Niereffecten bij mensen die gefluoreerde anesthesie krijgen:
“In de jaren zestig ging het wijdverbreide gebruik van het inhalatie-anesthetisch middel methoxyfluraan gepaard met een significant optreden van postoperatieve nierdisfunctie. Dit werd toegeschreven aan de biotransformatie in de lever van methoxyfluraan en de daaropvolgende afgifte van anorganische fluoride-ionen in de bloedsomloop. Op basis van de klinische ervaring met methoxyfluraan werden serumfluorideconcentraties hoger dan 1960 mumol/l als nefrotoxisch beschouwd.”
BRON: Nuscheler M, et al. (1996). [Fluoride-geïnduceerde nefrotoxiciteit: feit of fictie?]. Anesthesist 45 Suppl 1:S32-40.
“Het bewijs voor de nefrotoxiciteit van fluoriden is grotendeels afkomstig van de nadelige effecten van gehalogeneerde anesthetica op de nierfunctie.”
BRON: Partanen S. (2002). Remming van menselijke nierzuurfosfatasen door nefrotoxische micromolaire fluorideconcentraties. Experimentele en toxicologische pathologie 54(3):231-7.
“De overheersende factoren bij de productie van methoxyfluraan-nefrotoxiciteit lijken een hoge methoxyfluraandosering en een anorganische fluorideconcentratie in het serum te zijn.”
BRON: Mazze RI. (1976). Methoxyfluraan-nefropathie. Milieugezondheidsperspectieven 15:111-9.
“Nierbeschadiging kan binnen enkele dagen na anesthesie met methoxyfluraan optreden. Dit fenomeen werd bestudeerd door Cousins en Mazze (1973), die rapporteerden dat piek (dwz voorbijgaande) plasma F-niveaus na anesthesie bij getroffen mensen hoger waren dan 90 umol/l. De nefrotoxiciteit ging gepaard met een groter urinevolume met een lage osmolariteit en een toegenomen dorst, waarbij het syndroom bij de mens de neiging had een kortetermijndosis-responspatroon te volgen.

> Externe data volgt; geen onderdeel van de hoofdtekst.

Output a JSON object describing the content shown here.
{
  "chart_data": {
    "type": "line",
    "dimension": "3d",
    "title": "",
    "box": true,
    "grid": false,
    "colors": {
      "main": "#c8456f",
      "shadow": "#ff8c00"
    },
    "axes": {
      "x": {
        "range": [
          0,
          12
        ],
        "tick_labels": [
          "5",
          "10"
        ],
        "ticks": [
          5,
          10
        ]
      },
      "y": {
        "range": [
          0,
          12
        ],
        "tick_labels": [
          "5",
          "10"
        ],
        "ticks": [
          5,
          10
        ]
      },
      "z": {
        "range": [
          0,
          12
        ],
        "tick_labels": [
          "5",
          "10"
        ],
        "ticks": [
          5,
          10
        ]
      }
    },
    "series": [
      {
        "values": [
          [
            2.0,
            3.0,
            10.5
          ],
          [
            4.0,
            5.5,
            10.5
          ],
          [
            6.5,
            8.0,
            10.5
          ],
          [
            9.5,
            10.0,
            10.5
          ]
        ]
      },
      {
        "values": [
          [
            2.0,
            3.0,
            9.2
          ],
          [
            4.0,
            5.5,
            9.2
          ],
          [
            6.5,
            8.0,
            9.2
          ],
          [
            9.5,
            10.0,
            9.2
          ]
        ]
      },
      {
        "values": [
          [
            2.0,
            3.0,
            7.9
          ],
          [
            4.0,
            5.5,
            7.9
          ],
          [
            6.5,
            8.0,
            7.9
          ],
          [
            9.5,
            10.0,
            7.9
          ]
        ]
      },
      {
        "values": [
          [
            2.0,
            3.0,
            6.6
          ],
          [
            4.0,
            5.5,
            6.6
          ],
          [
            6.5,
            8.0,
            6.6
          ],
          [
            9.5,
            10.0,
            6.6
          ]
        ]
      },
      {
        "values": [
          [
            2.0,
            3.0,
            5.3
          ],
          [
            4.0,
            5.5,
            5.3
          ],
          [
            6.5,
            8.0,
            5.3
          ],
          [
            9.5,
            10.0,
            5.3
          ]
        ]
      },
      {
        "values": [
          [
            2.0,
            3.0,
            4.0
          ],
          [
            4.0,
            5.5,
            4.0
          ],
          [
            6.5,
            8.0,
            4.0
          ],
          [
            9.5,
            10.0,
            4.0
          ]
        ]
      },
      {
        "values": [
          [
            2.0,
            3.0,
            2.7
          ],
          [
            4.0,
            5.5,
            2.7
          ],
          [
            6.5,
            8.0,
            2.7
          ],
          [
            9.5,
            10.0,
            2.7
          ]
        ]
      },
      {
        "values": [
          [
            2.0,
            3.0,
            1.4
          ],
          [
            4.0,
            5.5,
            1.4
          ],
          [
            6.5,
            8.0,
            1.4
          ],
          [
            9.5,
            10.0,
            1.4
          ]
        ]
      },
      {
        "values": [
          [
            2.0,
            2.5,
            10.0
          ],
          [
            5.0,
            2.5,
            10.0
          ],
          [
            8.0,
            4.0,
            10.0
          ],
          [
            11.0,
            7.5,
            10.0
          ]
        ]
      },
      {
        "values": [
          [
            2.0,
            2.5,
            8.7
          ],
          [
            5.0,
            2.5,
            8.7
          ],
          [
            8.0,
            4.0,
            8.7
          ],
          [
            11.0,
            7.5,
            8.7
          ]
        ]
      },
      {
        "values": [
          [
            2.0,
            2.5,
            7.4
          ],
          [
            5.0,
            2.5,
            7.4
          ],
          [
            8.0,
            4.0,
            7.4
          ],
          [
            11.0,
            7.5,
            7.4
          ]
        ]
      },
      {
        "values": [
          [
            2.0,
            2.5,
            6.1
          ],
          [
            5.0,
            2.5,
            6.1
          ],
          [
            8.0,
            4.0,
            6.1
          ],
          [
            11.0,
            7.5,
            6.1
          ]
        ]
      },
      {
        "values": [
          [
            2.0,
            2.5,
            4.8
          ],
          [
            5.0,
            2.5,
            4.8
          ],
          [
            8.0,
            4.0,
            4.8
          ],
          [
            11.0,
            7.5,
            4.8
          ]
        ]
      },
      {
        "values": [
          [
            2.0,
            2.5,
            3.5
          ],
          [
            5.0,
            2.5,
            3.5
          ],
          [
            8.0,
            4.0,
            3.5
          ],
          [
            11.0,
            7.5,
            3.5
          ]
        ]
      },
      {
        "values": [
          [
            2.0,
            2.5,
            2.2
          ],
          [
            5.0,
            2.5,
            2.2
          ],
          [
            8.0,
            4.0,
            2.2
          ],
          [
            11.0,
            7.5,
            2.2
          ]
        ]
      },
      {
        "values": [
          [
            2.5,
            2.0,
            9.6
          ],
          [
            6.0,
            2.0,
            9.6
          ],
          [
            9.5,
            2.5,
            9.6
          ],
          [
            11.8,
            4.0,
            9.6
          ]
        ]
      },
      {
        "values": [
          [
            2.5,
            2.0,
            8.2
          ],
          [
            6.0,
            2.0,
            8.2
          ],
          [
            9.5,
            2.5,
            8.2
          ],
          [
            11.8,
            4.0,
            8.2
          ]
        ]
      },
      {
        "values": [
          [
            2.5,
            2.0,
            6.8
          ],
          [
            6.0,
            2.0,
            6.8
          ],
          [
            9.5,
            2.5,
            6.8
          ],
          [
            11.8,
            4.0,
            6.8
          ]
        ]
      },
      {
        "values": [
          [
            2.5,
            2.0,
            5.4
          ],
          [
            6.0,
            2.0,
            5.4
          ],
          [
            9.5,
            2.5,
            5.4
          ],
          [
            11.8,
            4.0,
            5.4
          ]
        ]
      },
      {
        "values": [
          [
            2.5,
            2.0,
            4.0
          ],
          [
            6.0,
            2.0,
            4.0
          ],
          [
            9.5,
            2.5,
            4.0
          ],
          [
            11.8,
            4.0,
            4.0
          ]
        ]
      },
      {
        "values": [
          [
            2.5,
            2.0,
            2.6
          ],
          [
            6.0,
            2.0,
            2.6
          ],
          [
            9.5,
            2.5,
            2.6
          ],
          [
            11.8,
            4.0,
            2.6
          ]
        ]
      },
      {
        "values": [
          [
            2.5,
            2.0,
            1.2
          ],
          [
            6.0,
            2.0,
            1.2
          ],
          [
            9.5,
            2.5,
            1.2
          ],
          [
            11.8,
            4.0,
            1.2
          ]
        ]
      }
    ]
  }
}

Mazze et al. (1972) en Cousins et al. (1974) hebben aangetoond dat nierbeschadiging bij ratten die werden blootgesteld aan methoxyfluraan werd veroorzaakt door hoge anorganische fluorideconcentraties en niet door oxaalzuur, dat ook een metabolisch afbraakproduct is van methoxyfluraan. Taves et al. (1972) brachten de nefrotoxiciteit en polyurie ook in verband met het metabolisch vrijgekomen anorganische fluoride.”
BRON: Marier J, Rose D. (1977). Milieufluoride. Nationale Onderzoeksraad van Canada. Associatiete Commissie Wetenschappelijke Criteria voor Milieukwaliteit. NRCC-nr. 16081.